Online TV Venture Mio.TV Files for Bankruptcy

Barely two years after launching with great fanfare, Latino Interactive Network, the holding company of Mio.TV, has filed for bankruptcy in a Delaware court.

The company, which aimed at creating a one-stop Web site where Latinos would watch TV, make phone calls and interact with one another for free, failed to raise the much needed cash from majority investors, Broadmoor Capital Partners of Overland Park, Kansas.

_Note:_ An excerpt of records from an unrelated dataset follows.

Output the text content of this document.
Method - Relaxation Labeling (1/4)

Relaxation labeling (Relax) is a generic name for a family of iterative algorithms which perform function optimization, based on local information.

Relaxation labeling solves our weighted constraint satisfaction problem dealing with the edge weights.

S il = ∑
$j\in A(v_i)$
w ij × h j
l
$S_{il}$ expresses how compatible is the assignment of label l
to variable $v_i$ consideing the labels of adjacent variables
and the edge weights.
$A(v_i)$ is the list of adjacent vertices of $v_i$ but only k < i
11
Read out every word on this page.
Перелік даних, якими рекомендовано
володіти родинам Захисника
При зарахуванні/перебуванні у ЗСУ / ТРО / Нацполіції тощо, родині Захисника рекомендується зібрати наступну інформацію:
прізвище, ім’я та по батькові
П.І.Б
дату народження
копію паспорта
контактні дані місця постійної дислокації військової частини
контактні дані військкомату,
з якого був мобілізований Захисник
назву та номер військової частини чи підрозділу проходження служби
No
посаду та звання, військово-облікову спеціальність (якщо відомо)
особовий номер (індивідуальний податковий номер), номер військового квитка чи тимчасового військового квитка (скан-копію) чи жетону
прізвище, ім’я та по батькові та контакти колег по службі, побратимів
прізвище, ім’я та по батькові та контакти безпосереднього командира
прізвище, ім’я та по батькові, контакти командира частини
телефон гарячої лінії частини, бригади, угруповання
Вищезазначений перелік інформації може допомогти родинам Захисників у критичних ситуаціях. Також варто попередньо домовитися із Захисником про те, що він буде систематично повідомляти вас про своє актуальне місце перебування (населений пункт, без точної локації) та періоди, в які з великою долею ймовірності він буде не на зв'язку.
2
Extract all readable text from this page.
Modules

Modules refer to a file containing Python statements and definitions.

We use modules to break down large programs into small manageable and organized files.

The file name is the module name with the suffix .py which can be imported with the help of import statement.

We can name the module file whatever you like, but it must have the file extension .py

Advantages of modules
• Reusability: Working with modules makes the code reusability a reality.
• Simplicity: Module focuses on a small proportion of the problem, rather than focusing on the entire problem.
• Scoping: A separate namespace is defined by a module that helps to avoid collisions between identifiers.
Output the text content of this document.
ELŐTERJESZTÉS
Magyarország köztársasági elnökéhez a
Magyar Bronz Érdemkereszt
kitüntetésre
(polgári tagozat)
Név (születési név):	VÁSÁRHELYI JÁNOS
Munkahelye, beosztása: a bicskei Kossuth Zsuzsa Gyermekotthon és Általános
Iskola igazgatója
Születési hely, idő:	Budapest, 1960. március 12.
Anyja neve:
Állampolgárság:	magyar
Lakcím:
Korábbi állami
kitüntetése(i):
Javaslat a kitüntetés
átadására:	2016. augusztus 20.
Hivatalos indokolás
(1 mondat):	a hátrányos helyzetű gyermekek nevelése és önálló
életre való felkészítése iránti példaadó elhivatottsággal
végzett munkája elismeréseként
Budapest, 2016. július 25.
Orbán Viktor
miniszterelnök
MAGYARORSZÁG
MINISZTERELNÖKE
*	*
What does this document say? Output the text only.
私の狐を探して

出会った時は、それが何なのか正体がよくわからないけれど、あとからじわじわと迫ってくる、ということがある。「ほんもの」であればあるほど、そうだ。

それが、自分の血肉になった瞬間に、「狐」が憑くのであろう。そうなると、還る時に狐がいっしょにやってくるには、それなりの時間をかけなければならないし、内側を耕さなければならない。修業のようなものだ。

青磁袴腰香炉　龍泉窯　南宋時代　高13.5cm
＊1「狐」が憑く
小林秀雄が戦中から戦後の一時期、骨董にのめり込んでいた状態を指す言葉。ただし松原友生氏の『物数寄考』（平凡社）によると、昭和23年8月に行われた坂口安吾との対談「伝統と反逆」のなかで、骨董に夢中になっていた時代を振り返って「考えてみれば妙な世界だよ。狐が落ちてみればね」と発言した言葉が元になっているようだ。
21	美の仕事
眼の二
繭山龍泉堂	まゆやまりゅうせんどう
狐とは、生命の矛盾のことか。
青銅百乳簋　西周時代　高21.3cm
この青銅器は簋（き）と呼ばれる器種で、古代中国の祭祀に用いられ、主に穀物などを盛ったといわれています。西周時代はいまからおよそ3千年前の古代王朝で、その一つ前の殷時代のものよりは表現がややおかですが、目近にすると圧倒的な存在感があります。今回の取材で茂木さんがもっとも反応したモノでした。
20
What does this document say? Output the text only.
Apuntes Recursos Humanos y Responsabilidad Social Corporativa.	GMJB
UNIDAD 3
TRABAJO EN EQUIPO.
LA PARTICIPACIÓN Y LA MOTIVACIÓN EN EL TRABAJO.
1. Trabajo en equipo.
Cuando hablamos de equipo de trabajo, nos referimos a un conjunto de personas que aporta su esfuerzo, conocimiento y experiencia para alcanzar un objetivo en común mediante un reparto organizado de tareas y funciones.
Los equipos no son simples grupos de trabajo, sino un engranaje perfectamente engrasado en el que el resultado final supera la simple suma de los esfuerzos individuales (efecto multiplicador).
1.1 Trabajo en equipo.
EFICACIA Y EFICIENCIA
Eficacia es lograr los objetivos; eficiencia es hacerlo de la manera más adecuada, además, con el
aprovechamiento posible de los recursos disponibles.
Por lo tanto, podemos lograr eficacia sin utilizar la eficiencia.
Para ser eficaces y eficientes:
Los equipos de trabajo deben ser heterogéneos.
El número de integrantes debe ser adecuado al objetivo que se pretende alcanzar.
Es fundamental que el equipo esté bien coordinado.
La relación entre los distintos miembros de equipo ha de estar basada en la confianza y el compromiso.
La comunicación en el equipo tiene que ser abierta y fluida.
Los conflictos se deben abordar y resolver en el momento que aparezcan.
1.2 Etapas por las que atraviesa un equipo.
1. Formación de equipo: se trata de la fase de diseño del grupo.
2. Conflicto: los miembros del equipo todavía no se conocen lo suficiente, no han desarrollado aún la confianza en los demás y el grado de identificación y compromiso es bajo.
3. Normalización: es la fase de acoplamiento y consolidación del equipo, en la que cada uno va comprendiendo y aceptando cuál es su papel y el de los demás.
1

Sources close to the failed company told Hispanic TV Update that the entire management team has been dismantled, including Mio.TV co-founders Manuel García-Duran and Moses Frenck. As of mid October, vendors and former employees were awaiting to get paid from the liquidation of assets. Still, court-appointed bankruptcy lawyer, Alfred Giuliano, says the extent of such assets is not yet clear.
Among other high-profile executives the company had lured were Jenny Alonzo, former Lifetime Networks marketing executive, and BET's sales chief Steve Goldstein.
Steve Lord, a partner at Broadmoor Capital, confirmed Mio.TV's bankruptcy but declined to elaborate on why his company decided to liquidate it. "It is very unfortunate," Lord said. "We thought it was a good idea, but [the company] was just not operational."
Broadmoor Capital was only one of many investors which at some point or another bet on the future of the company. A first round of investors included Talbert Navia, head of the private funds group at Chadbourne & Parke, and Carlos Conde, a principal at Olympus Securities.